A significant slice of the growth is taking
place in urban settings and developing countries, among young people
who cannot afford PCs. "Mobile social networks have become a way of
life for young people, especially for those who like to play social
games," says Mig33’s Bewsher. He says Mig33 is adding more than 500,000
users a month in Asia, Africa and the Middle East. The international
service, with 25 million members, blends free and low-cost services,
including VoIP calls, chat and instant messaging, e-mail, text
messaging, photo sharing and social-networking features.

Forrester Research
analyst Charles Golvin predicts that the next huge wave of Internet
users — potentially billions of people in developing countries — will
predominately use smartphones instead of PCs. In the USA, younger,
economically challenged people in urban areas will "follow the same
pattern," he says.

"This might be the best way to bridge the
digital divide," says Justin Siegel, CEO of MocoSpace, a 4-year-old
start-up that has a large following of young, non-white city dwellers
who cannot afford PCs and use mobile devices instead. The free service
is also popular among military members.

Often, it is a lifestyle choice. According to a
Sprint survey, 80% of young adults (18-34) cite their wireless phone as
their "lifeline" to others.

"Lots of people, particularly younger ones,
don’t want to be tethered to a desktop or even a netbook," says Michael
Osterman, an independent analyst.

Kevin Lomax, a 29-year-old
singer/songwriter/producer in New York, notes, "These days, who carries
a laptop unless you are a businessman?" He uses an iPhone and Palm Pre
to post songs on his MocoSpace page, where he has 4,000 fans.

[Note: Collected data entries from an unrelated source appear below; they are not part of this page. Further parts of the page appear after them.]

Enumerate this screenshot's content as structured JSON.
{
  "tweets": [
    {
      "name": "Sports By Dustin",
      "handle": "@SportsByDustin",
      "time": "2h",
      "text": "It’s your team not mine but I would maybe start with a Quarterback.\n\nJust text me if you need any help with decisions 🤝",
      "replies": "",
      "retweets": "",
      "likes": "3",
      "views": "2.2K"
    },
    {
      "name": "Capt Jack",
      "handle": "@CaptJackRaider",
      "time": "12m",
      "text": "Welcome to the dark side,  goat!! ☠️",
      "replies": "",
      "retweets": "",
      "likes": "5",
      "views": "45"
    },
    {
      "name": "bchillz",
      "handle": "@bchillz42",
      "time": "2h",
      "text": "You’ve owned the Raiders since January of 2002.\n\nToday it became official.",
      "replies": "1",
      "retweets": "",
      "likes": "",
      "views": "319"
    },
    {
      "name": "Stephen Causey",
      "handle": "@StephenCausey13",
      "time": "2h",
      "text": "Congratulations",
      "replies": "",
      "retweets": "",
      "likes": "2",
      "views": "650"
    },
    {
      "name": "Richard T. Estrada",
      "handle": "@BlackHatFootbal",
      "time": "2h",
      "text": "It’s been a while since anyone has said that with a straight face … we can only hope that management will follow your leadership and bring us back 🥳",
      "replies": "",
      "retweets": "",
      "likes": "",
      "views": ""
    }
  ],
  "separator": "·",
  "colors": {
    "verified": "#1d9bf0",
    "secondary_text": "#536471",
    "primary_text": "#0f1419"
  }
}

But with any nascent technology, promise doesn’t
necessarily guarantee profitability, venture capitalists and executives
caution.

Actual ad revenue has been fleeting, says Tim
Chang, a partner at venture-capital firm Norwest Venture Partners: "It
has been a failure until now."

"Ads on small cellphone screens can be a
turnoff, " says Frank Meehan, CEO of INQ, a London-based maker of
handsets for social-networking use in Europe and Asia. He thinks
search-related ads hold more promise.